Oh, it's not as dry as all that. The production has lots of juice, plenty of entertaining moments and interesting images. It begins with them playing with long strips of cloth, learning that any tool can be used to bind people together in different ways or to hold them apart. At the opening, they are mute creatures who have to be taught to speak. Their profit from it, as Caliban said, is to learn to curse — and to discover various ways to blame their benefactor/instructor (Jenna Horton) for their newfound communication conflicts.
As in any good staging, plenty is conveyed visually. One example I particularly liked was having the Man (Smothers) walk a stretch of rubber bungee cord (don't worry, it's just a few feet off the ground) as a brief reminder of how casually precarious our everyday rambles are.
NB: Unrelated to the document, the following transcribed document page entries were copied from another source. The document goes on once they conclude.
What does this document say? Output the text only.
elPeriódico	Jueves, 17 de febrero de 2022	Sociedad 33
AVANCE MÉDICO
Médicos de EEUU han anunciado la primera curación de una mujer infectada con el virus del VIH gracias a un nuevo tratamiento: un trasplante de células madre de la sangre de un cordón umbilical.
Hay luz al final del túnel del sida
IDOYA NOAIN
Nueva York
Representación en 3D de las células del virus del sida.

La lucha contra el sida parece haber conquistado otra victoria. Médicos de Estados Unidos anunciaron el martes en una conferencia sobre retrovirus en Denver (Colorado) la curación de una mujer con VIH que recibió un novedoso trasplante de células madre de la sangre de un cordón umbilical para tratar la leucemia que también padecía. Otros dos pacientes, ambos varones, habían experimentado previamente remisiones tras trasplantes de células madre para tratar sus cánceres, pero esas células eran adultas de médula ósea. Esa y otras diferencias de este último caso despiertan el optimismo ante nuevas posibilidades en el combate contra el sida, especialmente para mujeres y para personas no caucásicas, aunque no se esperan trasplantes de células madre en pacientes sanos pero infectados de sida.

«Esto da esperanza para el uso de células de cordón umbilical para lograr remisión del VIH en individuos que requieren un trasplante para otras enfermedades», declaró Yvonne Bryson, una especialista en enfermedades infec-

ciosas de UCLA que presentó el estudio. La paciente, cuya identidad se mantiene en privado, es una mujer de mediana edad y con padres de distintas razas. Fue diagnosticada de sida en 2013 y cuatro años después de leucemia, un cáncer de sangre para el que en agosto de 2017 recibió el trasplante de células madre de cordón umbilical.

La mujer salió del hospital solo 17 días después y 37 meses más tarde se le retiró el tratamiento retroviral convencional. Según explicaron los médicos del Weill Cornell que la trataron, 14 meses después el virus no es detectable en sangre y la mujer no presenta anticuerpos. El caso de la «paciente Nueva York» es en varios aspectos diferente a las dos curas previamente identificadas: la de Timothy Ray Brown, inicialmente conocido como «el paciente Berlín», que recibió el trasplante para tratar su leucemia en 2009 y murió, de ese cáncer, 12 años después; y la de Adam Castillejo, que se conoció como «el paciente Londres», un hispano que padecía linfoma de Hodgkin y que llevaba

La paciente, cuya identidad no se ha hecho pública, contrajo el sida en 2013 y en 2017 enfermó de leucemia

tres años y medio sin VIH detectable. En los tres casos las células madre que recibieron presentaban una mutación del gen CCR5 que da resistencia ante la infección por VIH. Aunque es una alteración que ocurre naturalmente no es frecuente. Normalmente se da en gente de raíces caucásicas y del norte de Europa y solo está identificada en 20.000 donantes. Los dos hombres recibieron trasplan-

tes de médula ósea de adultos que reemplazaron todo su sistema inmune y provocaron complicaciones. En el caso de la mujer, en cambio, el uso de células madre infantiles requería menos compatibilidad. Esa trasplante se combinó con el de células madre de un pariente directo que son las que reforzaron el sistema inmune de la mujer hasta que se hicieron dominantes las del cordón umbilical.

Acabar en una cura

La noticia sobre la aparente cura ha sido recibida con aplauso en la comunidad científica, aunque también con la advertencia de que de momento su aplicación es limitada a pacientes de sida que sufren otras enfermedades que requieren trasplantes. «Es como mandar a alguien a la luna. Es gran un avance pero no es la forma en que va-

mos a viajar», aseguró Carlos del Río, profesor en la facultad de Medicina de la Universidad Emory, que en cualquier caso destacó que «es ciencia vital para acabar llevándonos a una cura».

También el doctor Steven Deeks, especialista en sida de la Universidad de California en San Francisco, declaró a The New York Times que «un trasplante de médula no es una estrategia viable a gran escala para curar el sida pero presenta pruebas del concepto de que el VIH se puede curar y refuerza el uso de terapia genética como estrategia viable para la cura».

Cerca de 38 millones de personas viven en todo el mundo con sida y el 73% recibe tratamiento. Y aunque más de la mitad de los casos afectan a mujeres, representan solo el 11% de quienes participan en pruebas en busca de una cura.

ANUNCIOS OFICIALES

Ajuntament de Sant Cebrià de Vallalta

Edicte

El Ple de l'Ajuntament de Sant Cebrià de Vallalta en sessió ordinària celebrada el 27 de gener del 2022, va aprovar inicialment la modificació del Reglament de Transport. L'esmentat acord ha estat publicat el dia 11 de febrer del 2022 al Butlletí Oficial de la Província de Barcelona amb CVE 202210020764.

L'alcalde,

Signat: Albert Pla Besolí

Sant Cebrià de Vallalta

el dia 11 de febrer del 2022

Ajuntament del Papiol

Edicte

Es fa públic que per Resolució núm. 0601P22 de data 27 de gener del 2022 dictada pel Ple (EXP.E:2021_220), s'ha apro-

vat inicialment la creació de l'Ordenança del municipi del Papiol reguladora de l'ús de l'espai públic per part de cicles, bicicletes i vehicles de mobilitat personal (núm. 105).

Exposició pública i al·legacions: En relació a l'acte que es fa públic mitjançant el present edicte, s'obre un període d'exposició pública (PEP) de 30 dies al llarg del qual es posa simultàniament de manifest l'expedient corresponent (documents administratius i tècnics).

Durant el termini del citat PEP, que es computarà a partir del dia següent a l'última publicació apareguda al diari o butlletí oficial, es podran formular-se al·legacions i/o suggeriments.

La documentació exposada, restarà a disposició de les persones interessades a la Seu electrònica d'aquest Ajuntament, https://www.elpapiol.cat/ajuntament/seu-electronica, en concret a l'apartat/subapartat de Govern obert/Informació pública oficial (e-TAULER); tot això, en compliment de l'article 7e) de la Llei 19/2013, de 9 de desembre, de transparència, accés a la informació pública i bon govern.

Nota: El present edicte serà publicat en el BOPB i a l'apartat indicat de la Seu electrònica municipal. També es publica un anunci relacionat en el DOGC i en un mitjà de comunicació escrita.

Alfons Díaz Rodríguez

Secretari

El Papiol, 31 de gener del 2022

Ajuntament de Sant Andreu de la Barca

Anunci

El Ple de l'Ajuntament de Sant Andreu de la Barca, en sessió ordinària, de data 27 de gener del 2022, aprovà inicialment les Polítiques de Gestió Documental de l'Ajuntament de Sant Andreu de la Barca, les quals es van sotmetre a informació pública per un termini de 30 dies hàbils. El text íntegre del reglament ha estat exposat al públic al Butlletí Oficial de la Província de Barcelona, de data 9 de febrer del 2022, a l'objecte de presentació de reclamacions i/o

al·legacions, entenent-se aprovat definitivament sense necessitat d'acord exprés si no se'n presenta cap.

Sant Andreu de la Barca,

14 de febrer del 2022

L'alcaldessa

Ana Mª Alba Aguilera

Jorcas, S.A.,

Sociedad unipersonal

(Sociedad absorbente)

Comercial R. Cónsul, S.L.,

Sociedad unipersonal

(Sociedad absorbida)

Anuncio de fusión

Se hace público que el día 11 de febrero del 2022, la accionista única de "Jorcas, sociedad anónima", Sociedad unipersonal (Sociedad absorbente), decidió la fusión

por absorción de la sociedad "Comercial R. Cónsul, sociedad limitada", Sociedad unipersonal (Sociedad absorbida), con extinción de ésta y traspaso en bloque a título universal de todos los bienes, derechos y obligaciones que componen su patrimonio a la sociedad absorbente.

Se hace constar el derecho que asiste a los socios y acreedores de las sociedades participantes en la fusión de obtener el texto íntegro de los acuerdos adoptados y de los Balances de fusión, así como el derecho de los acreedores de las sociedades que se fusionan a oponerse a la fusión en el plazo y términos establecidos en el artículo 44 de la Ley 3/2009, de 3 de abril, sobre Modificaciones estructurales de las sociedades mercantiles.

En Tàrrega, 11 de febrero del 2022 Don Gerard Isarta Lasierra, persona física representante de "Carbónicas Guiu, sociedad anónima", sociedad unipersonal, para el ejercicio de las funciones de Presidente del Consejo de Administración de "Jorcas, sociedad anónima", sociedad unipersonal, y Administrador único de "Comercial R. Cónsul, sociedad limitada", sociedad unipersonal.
What made the action marvelous was that a variation was reprised as the play's closing image: this time he is reclining, using it as a hammock with one foot on the floor, his situation fraught even in sleep. Marvelous.
Perhaps I'm wrong, but I don't think that a Western playwright coming up with this very work would be able to get it into a major theater or even earn it much critical acceptance. Undergraduate creative writing majors are still retreading the 15th-century Everyman onstage and countless Bildungsromans of extended adolescence. It's not that we're more sophisticated in the West, just that we very much want to be.
Although multi-mode writer Xingjian moved to Paris in his college years, the output of this 2000 Nobel laureate for literature has always had its collective heart in mainland China. Because of political repression and Thought Police apprehension, the quietly urgent seeking of The Other Shore should remain appreciated there for the foreseeable future. In 1986, when the then-46-year-old Xingjian completed the play, its scheduled Beijing production was canceled by the government, though it eventually was staged in Taiwan and Hong Kong. This was three years before Tiananmen Square, and the government frowned upon even such vague casting-about for personal answers.
It's not that we no longer have need for such existential questing, though. I may be jaded, but many may find the journey of The Other Shore perfectly invigorating, especially in this energetic production. In not having us arrive at Answer Land, this play keeps us firmly planted in a fascinating and far more honest place — the here and now.